正直、最初は「え、本当に?」と半信半疑でした。

なぜ0円になったのか

自立支援医療には、世帯の住民税課税状況に応じて自己負担の上限額が段階的に決まる仕組みがあります。低所得区分に該当するかどうかは、基本的に「前年の住民税が非課税かどうか」で判定されます。

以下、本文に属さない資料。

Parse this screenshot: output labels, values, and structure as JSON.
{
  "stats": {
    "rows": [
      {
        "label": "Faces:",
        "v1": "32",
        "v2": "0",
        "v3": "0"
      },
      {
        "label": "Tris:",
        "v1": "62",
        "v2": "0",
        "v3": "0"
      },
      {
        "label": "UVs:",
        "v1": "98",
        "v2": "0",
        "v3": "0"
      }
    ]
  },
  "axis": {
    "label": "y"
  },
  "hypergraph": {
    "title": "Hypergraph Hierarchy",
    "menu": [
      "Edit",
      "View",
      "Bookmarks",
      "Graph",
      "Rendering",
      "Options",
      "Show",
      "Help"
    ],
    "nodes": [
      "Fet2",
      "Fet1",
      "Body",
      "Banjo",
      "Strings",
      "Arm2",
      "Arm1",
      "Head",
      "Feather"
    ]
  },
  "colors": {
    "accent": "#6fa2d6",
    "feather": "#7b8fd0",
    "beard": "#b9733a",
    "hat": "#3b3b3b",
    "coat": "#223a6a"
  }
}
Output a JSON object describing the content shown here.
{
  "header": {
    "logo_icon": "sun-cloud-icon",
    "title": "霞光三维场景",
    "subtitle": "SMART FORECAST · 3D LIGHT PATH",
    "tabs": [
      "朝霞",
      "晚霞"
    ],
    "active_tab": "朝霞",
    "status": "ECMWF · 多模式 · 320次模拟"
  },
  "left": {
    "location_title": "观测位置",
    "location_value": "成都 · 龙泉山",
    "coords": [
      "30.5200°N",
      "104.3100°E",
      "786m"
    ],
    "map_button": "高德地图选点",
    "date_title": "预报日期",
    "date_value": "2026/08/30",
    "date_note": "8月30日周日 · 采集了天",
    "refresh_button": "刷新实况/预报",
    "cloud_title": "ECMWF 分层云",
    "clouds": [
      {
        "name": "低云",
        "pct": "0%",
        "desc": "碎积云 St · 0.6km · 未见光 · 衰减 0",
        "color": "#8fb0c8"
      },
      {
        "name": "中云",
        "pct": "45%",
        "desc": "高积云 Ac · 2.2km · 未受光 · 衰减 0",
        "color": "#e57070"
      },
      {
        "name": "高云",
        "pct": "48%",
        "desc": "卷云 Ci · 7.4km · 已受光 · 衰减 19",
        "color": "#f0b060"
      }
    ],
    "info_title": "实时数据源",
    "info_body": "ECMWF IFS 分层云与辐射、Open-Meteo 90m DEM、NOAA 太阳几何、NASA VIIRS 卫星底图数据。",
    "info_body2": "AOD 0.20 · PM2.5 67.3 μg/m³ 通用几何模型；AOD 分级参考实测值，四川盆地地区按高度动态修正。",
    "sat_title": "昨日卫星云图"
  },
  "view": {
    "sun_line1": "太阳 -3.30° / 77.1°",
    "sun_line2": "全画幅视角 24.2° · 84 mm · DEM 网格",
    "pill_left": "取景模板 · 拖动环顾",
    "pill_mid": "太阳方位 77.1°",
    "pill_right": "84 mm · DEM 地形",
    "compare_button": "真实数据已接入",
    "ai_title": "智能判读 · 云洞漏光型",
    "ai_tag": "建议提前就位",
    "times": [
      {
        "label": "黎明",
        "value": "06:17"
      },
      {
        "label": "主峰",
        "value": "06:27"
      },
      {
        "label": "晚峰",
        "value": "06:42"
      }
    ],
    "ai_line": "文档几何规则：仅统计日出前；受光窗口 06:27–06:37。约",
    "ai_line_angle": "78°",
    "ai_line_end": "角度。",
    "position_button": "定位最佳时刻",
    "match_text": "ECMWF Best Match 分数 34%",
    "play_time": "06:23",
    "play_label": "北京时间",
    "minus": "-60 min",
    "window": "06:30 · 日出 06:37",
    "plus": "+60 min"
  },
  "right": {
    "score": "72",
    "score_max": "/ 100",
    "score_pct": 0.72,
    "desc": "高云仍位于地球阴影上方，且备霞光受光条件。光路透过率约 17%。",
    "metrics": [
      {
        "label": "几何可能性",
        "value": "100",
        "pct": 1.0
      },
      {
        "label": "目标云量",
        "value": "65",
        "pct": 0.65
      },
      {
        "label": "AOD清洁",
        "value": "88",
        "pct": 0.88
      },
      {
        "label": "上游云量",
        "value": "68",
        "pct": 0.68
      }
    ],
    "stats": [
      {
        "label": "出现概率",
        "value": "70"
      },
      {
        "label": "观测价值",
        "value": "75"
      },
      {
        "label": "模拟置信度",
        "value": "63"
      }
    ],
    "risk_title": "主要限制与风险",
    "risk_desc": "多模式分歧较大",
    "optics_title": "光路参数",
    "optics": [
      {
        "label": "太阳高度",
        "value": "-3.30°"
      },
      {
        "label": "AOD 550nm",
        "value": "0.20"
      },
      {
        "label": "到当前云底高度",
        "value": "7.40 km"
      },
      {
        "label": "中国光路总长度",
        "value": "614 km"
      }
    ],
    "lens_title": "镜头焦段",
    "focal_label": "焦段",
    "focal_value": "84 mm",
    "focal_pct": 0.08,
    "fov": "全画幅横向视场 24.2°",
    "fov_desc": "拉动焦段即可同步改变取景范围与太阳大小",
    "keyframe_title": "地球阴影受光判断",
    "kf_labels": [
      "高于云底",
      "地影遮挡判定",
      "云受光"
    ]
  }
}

私の場合、令和7年8月に10年間勤めた職場を失業し、それにより前年の給与所得が大きく下がったことが、令和8年度の住民税非課税世帯への該当につながり、自己負担上限額が0円になったのだと思います。

⚠️ 注意点

傷病手当金は非課税所得のため、通常は住民税の課税所得には含まれません。そのため、私の場合も「傷病手当金をもらい切ったこと」自体が直接の理由というよりは、「失業によって給与所得がなくなったこと」が住民税非課税への該当に影響した可能性が高いと考えています。

ただし、所得区分の判定基準や運用は自治体によって細かい違いがある場合もあります。ご自身の状況がどの区分に当てはまるかは、必ずお住まいの市役所の窓口で確認することをおすすめします。


おわりに ― 私が今「無敵」でいられる理由

医療費がタダ、薬代がタダ、そして通院の交通費も電動自転車のおかげでタダ。「治療にかかるお金がまるごとゼロになる」ということが、実は私が今「無敵」でいられる一番の理由です。

浮いたお金は、電動自転車の購入資金にそのまま充てることができました。つまり、通院すればするほど、電動自転車の元が取れていくという感覚です。実際に7月・8月の通院費を計算すると、1回あたり平均1,123円(診察代+お薬代)が浮いている計算になります。下の計算ツールで、実際に何回通えば電動自転車分の金額に届くのか、試算できるようにしてみました。

🚲 通院で浮いたお金で、電動自転車はいつ手に入る?

これは「浮いたお金を都度貯金する」という意味ではなく、「本来かかっていたはずの費用がゼロになった分、生活や将来の投資に回せる」という考え方の一例として捉えてもらえればと思います。

行政の制度を上手に活用しながら電動自転車を手に入れられたお得感、通院を確実に続けられる環境が整った安心感、そしてお金の心配が減ったという安心感。この3つの軸が、私の精神疾患の回復を確実に一歩前に進めてくれました。

同じように制度を知らずに悩んでいる方に、この仕組みと考え方が、少しでも届きますように。